16 | de EDP-Auditor nummer 3 | 2008
Stap 4b : Analyse -> Bevindingen activiteit 5 (default accounts)
Het resultaat van de inzet van de tool op de database is de vastgestelde aanwezigheid van twee default valide gebruikersnaam/wachtwoordcombinaties waarmee aangemeld kan worden op de database.
Stap 4a: Informatievergaring -> Activiteit 6: Aanwezigheid zwakke wachtwoorden
Naast het proberen van default gebruikersnaam/wachtwoord combinaties kan ook geprobeerd worden in te loggen met voorspelbare wachtwoorden (bijvoorbeeld uit een woordenboek) of middels brute-force (alle mogelijke combinaties). De ervaring leert dat een woordenboekaanval met name bij gebruikersaccounts succesvol kan zijn.
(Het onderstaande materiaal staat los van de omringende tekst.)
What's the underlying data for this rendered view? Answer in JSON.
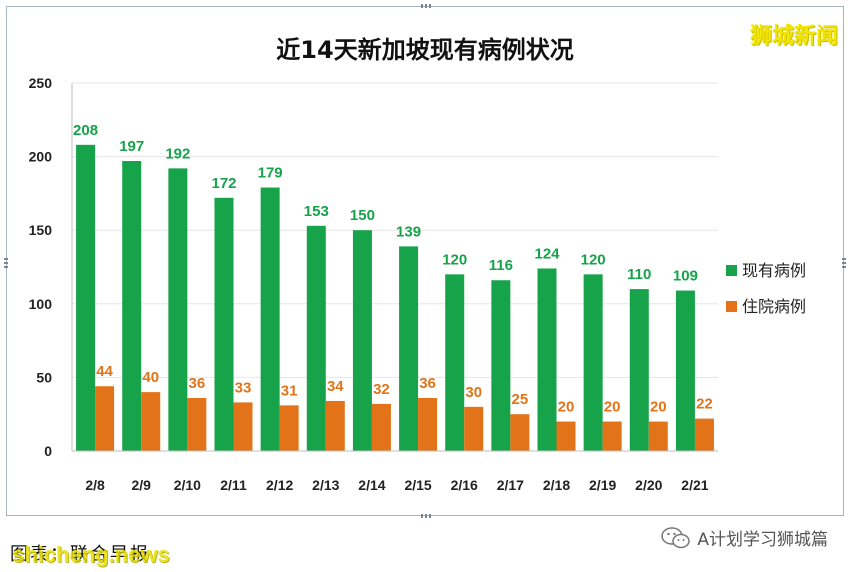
{
  "watermark": "狮城新闻",
  "source_label": "图表：联合早报",
  "source_watermark": "shicheng.news",
  "account_name": "A计划学习狮城篇",
  "colors": {
    "current": "#16a34a",
    "hospital": "#e37318",
    "grid": "#e6e6e6"
  },
  "chart_data": {
    "type": "bar",
    "title": "近14天新加坡现有病例状况",
    "categories": [
      "2/8",
      "2/9",
      "2/10",
      "2/11",
      "2/12",
      "2/13",
      "2/14",
      "2/15",
      "2/16",
      "2/17",
      "2/18",
      "2/19",
      "2/20",
      "2/21"
    ],
    "series": [
      {
        "name": "现有病例",
        "values": [
          208,
          197,
          192,
          172,
          179,
          153,
          150,
          139,
          120,
          116,
          124,
          120,
          110,
          109
        ]
      },
      {
        "name": "住院病例",
        "values": [
          44,
          40,
          36,
          33,
          31,
          34,
          32,
          36,
          30,
          25,
          20,
          20,
          20,
          22
        ]
      }
    ],
    "yticks": [
      0,
      50,
      100,
      150,
      200,
      250
    ],
    "ylim": [
      0,
      250
    ],
    "grid": true,
    "legend_position": "right"
  }
}
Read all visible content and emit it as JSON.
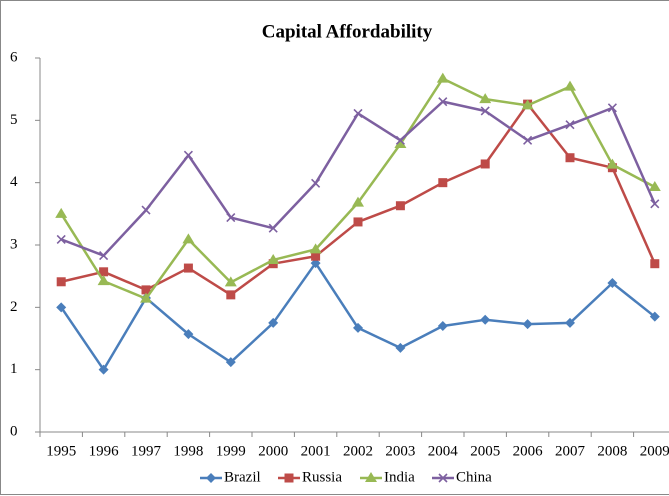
{
  "chart_data": {
    "type": "line",
    "title": "Capital Affordability",
    "categories": [
      "1995",
      "1996",
      "1997",
      "1998",
      "1999",
      "2000",
      "2001",
      "2002",
      "2003",
      "2004",
      "2005",
      "2006",
      "2007",
      "2008",
      "2009"
    ],
    "series": [
      {
        "name": "Brazil",
        "color": "#4a7ebb",
        "marker": "diamond",
        "values": [
          2.0,
          1.0,
          2.15,
          1.57,
          1.12,
          1.75,
          2.71,
          1.67,
          1.35,
          1.7,
          1.8,
          1.73,
          1.75,
          2.39,
          1.85
        ]
      },
      {
        "name": "Russia",
        "color": "#be4b48",
        "marker": "square",
        "values": [
          2.41,
          2.57,
          2.28,
          2.63,
          2.2,
          2.7,
          2.82,
          3.37,
          3.63,
          4.0,
          4.3,
          5.26,
          4.4,
          4.24,
          2.7
        ]
      },
      {
        "name": "India",
        "color": "#98b954",
        "marker": "triangle",
        "values": [
          3.5,
          2.42,
          2.14,
          3.09,
          2.4,
          2.76,
          2.93,
          3.68,
          4.62,
          5.67,
          5.34,
          5.24,
          5.54,
          4.29,
          3.93
        ]
      },
      {
        "name": "China",
        "color": "#7d60a0",
        "marker": "x",
        "values": [
          3.09,
          2.83,
          3.56,
          4.44,
          3.44,
          3.27,
          3.99,
          5.11,
          4.68,
          5.3,
          5.15,
          4.68,
          4.93,
          5.2,
          3.66
        ]
      }
    ],
    "ylim": [
      0,
      6
    ],
    "yticks": [
      0,
      1,
      2,
      3,
      4,
      5,
      6
    ],
    "grid": false,
    "legend": "bottom"
  }
}
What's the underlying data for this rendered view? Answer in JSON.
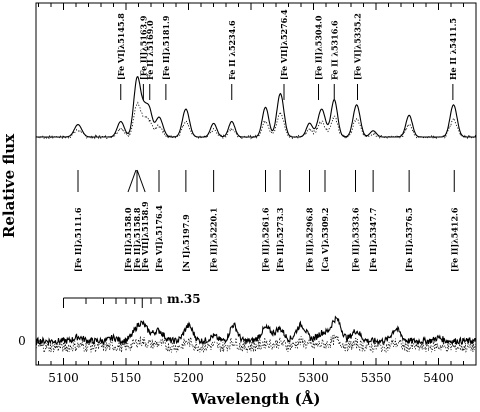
{
  "chart_data": {
    "type": "line",
    "title": "",
    "xlabel": "Wavelength (Å)",
    "ylabel": "Relative flux",
    "xlim": [
      5078,
      5430
    ],
    "grid": false,
    "x_ticks": [
      5100,
      5150,
      5200,
      5250,
      5300,
      5350,
      5400
    ],
    "y_ticks": [
      {
        "value": 0,
        "label": "0"
      }
    ],
    "upper_lines": [
      {
        "wavelength": 5145.8,
        "label": "[Fe VI]λ5145.8"
      },
      {
        "wavelength": 5163.9,
        "label": "[Fe II]λ5163.9"
      },
      {
        "wavelength": 5169.0,
        "label": "Fe II λ5169.0"
      },
      {
        "wavelength": 5181.9,
        "label": "[Fe II]λ5181.9"
      },
      {
        "wavelength": 5234.6,
        "label": "Fe II λ5234.6"
      },
      {
        "wavelength": 5276.4,
        "label": "[Fe VII]λ5276.4"
      },
      {
        "wavelength": 5304.0,
        "label": "[Fe II]λ5304.0"
      },
      {
        "wavelength": 5316.6,
        "label": "Fe II λ5316.6"
      },
      {
        "wavelength": 5335.2,
        "label": "[Fe VI]λ5335.2"
      },
      {
        "wavelength": 5411.5,
        "label": "He II λ5411.5"
      }
    ],
    "lower_lines": [
      {
        "wavelength": 5111.6,
        "label": "[Fe II]λ5111.6"
      },
      {
        "wavelength": 5158.0,
        "label": "[Fe II]λ5158.0"
      },
      {
        "wavelength": 5158.8,
        "label": "[Fe II]λ5158.8"
      },
      {
        "wavelength": 5158.9,
        "label": "[Fe VII]λ5158.9"
      },
      {
        "wavelength": 5176.4,
        "label": "[Fe VI]λ5176.4"
      },
      {
        "wavelength": 5197.9,
        "label": "[N I]λ5197.9"
      },
      {
        "wavelength": 5220.1,
        "label": "[Fe II]λ5220.1"
      },
      {
        "wavelength": 5261.6,
        "label": "[Fe II]λ5261.6"
      },
      {
        "wavelength": 5273.3,
        "label": "[Fe II]λ5273.3"
      },
      {
        "wavelength": 5296.8,
        "label": "[Fe II]λ5296.8"
      },
      {
        "wavelength": 5309.2,
        "label": "[Ca V]λ5309.2"
      },
      {
        "wavelength": 5333.6,
        "label": "[Fe II]λ5333.6"
      },
      {
        "wavelength": 5347.7,
        "label": "[Fe II]λ5347.7"
      },
      {
        "wavelength": 5376.5,
        "label": "[Fe II]λ5376.5"
      },
      {
        "wavelength": 5412.6,
        "label": "[Fe II]λ5412.6"
      }
    ],
    "upper_model_peaks": [
      {
        "x": 5111.6,
        "h": 0.2,
        "w": 3.0
      },
      {
        "x": 5145.8,
        "h": 0.25,
        "w": 2.8
      },
      {
        "x": 5159.0,
        "h": 0.95,
        "w": 2.8
      },
      {
        "x": 5165.0,
        "h": 0.4,
        "w": 2.5
      },
      {
        "x": 5169.0,
        "h": 0.35,
        "w": 2.2
      },
      {
        "x": 5176.4,
        "h": 0.32,
        "w": 3.0
      },
      {
        "x": 5197.9,
        "h": 0.45,
        "w": 2.8
      },
      {
        "x": 5220.1,
        "h": 0.22,
        "w": 2.5
      },
      {
        "x": 5234.6,
        "h": 0.25,
        "w": 2.5
      },
      {
        "x": 5261.6,
        "h": 0.48,
        "w": 2.6
      },
      {
        "x": 5273.5,
        "h": 0.7,
        "w": 2.8
      },
      {
        "x": 5296.8,
        "h": 0.22,
        "w": 2.5
      },
      {
        "x": 5306.5,
        "h": 0.45,
        "w": 3.0
      },
      {
        "x": 5316.6,
        "h": 0.6,
        "w": 2.6
      },
      {
        "x": 5334.5,
        "h": 0.52,
        "w": 2.8
      },
      {
        "x": 5347.7,
        "h": 0.1,
        "w": 2.5
      },
      {
        "x": 5376.5,
        "h": 0.35,
        "w": 2.6
      },
      {
        "x": 5412.0,
        "h": 0.52,
        "w": 2.8
      }
    ],
    "lower_model_peaks": [
      {
        "x": 5112,
        "h": 0.1,
        "w": 3.5
      },
      {
        "x": 5140,
        "h": 0.08,
        "w": 3.0
      },
      {
        "x": 5162,
        "h": 0.45,
        "w": 5.0
      },
      {
        "x": 5176,
        "h": 0.25,
        "w": 4.0
      },
      {
        "x": 5200,
        "h": 0.38,
        "w": 3.5
      },
      {
        "x": 5220,
        "h": 0.12,
        "w": 3.0
      },
      {
        "x": 5236,
        "h": 0.4,
        "w": 3.0
      },
      {
        "x": 5262,
        "h": 0.32,
        "w": 4.0
      },
      {
        "x": 5273,
        "h": 0.3,
        "w": 3.5
      },
      {
        "x": 5290,
        "h": 0.4,
        "w": 4.0
      },
      {
        "x": 5307,
        "h": 0.2,
        "w": 4.0
      },
      {
        "x": 5318,
        "h": 0.55,
        "w": 4.0
      },
      {
        "x": 5334,
        "h": 0.25,
        "w": 3.5
      },
      {
        "x": 5366,
        "h": 0.3,
        "w": 3.5
      },
      {
        "x": 5400,
        "h": 0.08,
        "w": 3.0
      }
    ],
    "multiplet": {
      "label": "m.35",
      "wavelengths": [
        5100,
        5118,
        5132,
        5142,
        5150,
        5157,
        5163,
        5170,
        5178
      ],
      "heights": [
        1,
        0.6,
        0.6,
        0.6,
        0.6,
        0.6,
        1,
        0.6,
        0.6
      ]
    }
  }
}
In dat geval moet wel eerst bekend zijn welke gebruikersaccounts op de Oracle database aanwezig zijn. Aangezien veelvuldig geprobeerd wordt in te loggen met een account brengt een dergelijke aanpak ook risico’s met zich mee. De kans bestaat dat een blokkade van een account optreedt, doordat men het maximaal aantal foutieve inlogpogingen overschrijdt. Het blokkeren van het SYS account is overigens niet mogelijk [MLN225529.1]. Daarnaast worden toegangspogingen ook geregistreerd in logbestanden, zodat de kans bestaat dat de penetratietestactiviteiten in een vroegtijdig stadium ontdekt worden.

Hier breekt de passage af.